Stocks Tumble on Potential Rate Move
US markets took a tumble overnight as the market digested the possibility of the Bank of Japan tweaking its policy today. A Nikkei report saying that the BOJ may let yields move higher than their existing caps spooked the market in the US session and looks set to follow into the Asian day. The Dow ended its 13-day winning run – the longest since 1987- closing down 0.67%, the S&P dropped 0.64% and the Nasdaq closed 0.55% in the red. The ECB raised 25bps as expected and data in the US once again came in stronger than expected with the GDP jumping to 2.4% q/q. The dollar jumped higher alongside treasury yields – the 10-year now above 4% and Oil once again gained ground.

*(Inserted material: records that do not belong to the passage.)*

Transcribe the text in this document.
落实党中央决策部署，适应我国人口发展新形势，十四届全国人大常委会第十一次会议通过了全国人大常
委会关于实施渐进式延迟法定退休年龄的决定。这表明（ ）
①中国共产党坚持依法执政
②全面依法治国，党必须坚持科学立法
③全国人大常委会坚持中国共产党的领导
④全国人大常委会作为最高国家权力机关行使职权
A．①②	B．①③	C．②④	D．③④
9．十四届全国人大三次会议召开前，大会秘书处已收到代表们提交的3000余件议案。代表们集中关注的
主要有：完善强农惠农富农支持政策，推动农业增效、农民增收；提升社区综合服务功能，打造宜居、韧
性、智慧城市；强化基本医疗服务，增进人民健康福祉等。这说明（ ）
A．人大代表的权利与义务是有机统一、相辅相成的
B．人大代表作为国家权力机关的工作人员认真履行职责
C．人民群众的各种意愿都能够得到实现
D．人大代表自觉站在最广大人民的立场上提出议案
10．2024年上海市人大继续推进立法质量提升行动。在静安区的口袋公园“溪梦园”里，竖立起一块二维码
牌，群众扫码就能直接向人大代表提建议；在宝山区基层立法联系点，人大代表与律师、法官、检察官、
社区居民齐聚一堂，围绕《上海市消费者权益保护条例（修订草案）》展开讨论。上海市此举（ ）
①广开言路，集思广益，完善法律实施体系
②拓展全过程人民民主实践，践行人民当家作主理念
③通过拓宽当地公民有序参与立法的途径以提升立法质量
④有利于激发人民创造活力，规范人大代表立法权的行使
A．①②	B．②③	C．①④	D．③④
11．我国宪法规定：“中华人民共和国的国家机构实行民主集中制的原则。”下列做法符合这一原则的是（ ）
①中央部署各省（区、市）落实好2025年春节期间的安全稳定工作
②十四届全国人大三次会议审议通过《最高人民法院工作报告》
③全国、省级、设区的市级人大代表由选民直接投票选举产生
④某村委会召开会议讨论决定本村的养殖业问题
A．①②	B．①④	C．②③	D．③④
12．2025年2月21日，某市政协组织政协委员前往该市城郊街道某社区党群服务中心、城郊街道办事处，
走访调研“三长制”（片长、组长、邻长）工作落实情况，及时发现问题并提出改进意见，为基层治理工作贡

ECB Raises 25bps but are they Finished
The European Central Bank raised interest rates by 25 basis points yesterday but the currency then dropped over 1% as traders looked at potential economic storm clouds on the horizon. There were mixed messages from ECB President Christine Lagarde as she kept the hawkish talk up on the fight against inflation but then advised that she felt they might not have much more ground to cover on that front. The consensus from the market was a more dovish outlook and the single currency tumbled. It does however feel that the tide is turning across the global central bank landscape and this will put more importance on key data releases over the next few months. If those numbers start to fall and let us not forget the recession in Germany, we could see the ECB turn dovish more quickly than other central banks – especially the Fed, where we once again had substantial numbers yesterday – this will give Euro bears a clear route back to parity.

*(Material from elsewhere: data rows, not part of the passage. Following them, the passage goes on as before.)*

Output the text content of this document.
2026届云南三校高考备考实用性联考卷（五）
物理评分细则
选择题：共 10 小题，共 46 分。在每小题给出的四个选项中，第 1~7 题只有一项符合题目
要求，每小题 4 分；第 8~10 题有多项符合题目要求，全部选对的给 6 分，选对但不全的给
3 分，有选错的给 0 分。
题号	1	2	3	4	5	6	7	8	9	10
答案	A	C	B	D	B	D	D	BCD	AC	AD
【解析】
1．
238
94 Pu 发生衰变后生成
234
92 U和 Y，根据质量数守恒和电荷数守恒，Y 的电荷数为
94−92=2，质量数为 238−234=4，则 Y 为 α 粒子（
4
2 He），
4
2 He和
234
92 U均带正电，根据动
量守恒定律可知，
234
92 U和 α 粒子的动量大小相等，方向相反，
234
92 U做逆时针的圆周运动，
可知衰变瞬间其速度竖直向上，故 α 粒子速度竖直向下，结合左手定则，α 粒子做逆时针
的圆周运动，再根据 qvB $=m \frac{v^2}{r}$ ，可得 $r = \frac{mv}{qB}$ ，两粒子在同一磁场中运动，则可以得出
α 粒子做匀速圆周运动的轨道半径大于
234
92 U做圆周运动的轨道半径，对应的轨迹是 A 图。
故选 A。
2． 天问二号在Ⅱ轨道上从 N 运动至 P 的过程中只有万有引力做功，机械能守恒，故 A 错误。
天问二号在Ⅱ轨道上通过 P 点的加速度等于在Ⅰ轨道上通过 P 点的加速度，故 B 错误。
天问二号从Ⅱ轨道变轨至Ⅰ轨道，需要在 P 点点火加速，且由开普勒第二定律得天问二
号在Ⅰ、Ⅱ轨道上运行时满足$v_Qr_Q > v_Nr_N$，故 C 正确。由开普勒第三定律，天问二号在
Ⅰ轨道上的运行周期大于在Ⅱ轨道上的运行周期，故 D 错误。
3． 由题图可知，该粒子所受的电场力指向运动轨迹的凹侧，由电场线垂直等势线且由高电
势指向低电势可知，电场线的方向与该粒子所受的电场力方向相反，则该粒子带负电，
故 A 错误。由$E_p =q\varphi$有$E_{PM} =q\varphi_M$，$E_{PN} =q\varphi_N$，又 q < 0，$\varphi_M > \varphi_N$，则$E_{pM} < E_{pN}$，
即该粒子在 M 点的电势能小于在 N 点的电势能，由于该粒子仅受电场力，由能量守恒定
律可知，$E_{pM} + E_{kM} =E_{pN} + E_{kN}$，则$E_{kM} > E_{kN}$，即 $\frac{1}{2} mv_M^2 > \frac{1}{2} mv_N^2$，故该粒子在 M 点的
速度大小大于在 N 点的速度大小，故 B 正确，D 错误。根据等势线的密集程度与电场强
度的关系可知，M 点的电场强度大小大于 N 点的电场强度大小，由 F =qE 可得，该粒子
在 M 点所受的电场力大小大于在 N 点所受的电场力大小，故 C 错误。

Another Day Another Central Bank Decision
It has been a busy week for traders this week with a plethora of fresh data inputs and some major central bank updates and we are set to finish with a bang rather than a whimper. A report out on the Bank of Japan has already rocked markets and all eyes will be on Tokyo this morning in Asia to see if we get a historic end to the BOJ’s ultra loose policy. The European session is quiet on the data release front. Still, the New York Open see’s some key data releases in the form of the Canadian GDP number being released at the same time as the Fed’s favourite inflation gauge, the Core PCE Price Index as well as the Employment Cost Index – so traders won’t be getting much rest until that final bell at 5 pm New York time.